Entrer dans la légende
"Nous voulons commencer à écrire notre propre histoire en remportant des compétitions importantes", déclare Ronnie. "Nous respectons ceux qui ont eu la chance d'inscrire plusieurs fois leur nom au palmarès de ce trophée, mais nous voulons le faire nous aussi, et la première étape obligatoire, c'est de remporter ce match. C'est une motivation incroyable et nous devons être bien préparés si nous voulons atteindre la finale."
Le précédent Chelsea
Si Barcelone est considéré comme favori après sa victoire 1-0 (but de Ludovic Giuly), Ronaldinho s'attend à une rencontre très disputée au Camp Nou, face au Milan. Il se souvient de la menace qu'a posée le Chelsea FC en des circonstances similaires, en huitièmes de finale. "Nous devrons être aussi concentrés que contre Chelsea, mais nous devrons jouer comme nous l'avons toujours fait", déclarait le Brésilien. "Nous avons l'habitude de dire que le prochain match est toujours le plus important, mais cette fois, c'est l'occasion pour nous d'entrer dans l'histoire."
Ne rien retenir
"En fait, ce genre de rencontre est particulièrement compliqué, parce qu'ils doivent marquer et qu'ils ont de très grands joueurs. Nous devons réfléchir et ne pas penser au match aller.
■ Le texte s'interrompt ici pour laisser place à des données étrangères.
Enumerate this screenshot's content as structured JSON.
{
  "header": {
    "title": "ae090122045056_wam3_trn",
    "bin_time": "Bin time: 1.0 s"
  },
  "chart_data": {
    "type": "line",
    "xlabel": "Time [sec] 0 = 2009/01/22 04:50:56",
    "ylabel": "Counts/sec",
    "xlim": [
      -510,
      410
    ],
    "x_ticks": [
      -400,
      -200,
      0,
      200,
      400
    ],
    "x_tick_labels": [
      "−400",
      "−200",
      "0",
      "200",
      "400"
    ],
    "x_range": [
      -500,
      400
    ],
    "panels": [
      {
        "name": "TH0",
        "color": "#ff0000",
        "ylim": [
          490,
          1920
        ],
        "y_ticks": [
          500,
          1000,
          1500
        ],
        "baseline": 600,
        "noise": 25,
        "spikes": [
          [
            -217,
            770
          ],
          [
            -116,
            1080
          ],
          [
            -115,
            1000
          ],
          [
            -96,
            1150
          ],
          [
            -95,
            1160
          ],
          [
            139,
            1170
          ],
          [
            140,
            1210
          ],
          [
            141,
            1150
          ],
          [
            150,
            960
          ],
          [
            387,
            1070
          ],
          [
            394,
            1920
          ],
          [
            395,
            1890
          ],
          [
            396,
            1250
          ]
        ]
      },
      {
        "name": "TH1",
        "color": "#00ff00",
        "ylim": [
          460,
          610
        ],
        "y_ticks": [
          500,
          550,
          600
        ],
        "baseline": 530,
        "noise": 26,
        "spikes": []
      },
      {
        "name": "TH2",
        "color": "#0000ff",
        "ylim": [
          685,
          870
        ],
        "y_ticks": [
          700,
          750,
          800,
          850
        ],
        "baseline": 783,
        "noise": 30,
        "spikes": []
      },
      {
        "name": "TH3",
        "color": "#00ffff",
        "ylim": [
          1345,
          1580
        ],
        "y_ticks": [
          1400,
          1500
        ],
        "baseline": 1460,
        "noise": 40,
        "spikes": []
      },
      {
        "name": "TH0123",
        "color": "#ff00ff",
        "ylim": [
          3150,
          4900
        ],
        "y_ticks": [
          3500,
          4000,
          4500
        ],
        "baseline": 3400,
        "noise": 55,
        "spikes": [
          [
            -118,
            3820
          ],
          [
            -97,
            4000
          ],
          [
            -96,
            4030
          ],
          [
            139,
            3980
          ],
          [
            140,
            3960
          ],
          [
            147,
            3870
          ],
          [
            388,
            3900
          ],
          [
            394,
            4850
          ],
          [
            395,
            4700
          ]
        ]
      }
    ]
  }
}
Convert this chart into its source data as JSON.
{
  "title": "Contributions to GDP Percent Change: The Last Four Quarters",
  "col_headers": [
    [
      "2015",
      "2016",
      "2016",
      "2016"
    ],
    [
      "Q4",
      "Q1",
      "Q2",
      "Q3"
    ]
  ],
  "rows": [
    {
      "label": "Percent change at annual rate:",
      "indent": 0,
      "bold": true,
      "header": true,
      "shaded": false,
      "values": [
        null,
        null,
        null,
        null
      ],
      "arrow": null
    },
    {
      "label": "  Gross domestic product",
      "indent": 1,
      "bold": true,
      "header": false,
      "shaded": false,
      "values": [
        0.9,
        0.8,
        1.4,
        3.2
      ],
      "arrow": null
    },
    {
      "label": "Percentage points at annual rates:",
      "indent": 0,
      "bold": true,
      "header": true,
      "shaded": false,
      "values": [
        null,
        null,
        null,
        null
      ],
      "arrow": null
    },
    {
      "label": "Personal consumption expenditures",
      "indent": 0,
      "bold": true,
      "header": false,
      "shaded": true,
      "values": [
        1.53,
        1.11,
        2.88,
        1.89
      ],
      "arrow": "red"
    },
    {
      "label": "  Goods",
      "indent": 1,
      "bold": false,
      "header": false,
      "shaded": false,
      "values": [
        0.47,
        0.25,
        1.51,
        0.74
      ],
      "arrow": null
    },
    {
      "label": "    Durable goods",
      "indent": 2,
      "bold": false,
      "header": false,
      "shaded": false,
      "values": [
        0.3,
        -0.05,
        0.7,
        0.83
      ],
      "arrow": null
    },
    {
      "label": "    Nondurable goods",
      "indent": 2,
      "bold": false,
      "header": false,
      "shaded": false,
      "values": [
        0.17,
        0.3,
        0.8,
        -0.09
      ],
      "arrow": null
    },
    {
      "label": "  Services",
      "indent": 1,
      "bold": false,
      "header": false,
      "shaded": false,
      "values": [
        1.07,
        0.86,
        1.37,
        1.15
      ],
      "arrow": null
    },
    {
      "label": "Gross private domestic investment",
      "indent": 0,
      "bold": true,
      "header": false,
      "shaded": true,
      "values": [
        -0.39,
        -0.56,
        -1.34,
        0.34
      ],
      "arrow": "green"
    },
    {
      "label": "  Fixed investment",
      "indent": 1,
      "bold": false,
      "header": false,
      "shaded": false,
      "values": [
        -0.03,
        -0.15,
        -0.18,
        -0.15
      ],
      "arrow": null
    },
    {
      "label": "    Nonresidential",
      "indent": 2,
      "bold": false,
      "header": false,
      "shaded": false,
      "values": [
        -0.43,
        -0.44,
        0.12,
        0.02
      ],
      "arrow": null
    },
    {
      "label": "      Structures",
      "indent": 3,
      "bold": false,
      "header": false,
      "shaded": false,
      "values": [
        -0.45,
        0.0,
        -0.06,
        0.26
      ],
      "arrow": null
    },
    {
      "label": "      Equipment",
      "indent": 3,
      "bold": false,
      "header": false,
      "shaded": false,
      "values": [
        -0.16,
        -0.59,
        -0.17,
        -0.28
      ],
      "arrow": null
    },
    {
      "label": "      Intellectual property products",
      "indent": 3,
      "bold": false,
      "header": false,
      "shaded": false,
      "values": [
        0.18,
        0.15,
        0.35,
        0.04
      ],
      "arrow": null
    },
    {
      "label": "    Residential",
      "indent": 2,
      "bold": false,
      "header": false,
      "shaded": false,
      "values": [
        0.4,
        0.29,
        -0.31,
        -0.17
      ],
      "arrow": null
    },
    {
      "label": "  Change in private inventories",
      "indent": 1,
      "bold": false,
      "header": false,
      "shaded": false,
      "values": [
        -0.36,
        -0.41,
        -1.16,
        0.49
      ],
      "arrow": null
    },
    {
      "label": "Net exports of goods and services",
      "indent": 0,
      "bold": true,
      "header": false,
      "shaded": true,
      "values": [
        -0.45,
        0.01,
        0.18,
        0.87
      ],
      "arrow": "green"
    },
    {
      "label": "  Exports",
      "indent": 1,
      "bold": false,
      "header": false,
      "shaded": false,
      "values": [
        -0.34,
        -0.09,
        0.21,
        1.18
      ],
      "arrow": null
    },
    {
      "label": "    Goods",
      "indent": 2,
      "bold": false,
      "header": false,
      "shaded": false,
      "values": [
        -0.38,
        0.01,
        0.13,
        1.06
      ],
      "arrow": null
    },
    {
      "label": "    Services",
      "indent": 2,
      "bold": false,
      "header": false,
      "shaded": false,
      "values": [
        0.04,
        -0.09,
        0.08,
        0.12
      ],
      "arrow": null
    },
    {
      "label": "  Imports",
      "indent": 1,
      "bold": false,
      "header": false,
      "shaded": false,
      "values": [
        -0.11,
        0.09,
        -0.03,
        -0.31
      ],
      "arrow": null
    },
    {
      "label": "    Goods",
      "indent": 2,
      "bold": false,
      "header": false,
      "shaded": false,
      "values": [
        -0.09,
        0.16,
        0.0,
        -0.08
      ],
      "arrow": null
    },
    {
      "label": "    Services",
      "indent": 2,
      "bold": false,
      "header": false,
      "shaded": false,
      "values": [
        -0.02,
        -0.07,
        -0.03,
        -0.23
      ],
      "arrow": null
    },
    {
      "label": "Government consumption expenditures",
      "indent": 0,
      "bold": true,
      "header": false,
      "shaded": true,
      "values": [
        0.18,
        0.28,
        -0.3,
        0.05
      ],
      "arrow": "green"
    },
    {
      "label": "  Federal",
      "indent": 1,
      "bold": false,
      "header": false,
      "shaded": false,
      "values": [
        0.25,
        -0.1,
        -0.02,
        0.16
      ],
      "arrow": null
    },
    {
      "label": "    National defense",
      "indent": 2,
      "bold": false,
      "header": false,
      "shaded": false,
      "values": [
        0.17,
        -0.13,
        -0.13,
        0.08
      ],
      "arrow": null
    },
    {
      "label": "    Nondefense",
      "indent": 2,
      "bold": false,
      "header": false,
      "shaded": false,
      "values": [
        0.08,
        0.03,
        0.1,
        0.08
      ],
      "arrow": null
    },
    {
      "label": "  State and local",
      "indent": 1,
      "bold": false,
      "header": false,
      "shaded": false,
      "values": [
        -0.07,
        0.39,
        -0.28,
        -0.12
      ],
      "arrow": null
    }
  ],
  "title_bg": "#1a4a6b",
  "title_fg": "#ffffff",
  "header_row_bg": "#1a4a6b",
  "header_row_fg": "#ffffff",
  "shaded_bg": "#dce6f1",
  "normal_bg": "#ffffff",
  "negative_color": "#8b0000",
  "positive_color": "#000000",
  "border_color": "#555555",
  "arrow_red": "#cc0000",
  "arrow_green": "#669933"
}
Nous devons jouer pour gagner, et pas pour défendre le but marqué à Milan."
Les éloges d'Ancelotti
Selon l'entraîneur milanais Carlo Ancelotti, Ronaldinho est implacable et seul un marquage individuel peut réduire son influence, ce que l'intéressé réfute. "Aucun joueur n'est implacable : tout le monde a ses jours avec et ses jours sans, mais personne n'est implacable", a-t-il expliqué. "Dans l'équipe, tout le monde est important, mais ce qui est primordial, c'est que l'équipe joue bien. Sur un plan personnel, j'espère pouvoir aider l'équipe à se qualifier pour la finale."
La qualité des défenseurs
Ancelotti, qui dresse un plan pour limiter l'influence de Ronaldinho, doit choisir entre Jaap Stam, aligné à l'aller, et Cafu pour le poste de latéral droit. La star du Barça ne tarit pas d'éloges sur son compatriote, tout en soulignant les qualités du Néerlandais. "Cafu est l'un des meilleurs latéraux de l'histoire. C'est toujours difficile de jouer contre lui, mais c'est la même chose pour Stam, qui est très fort aussi."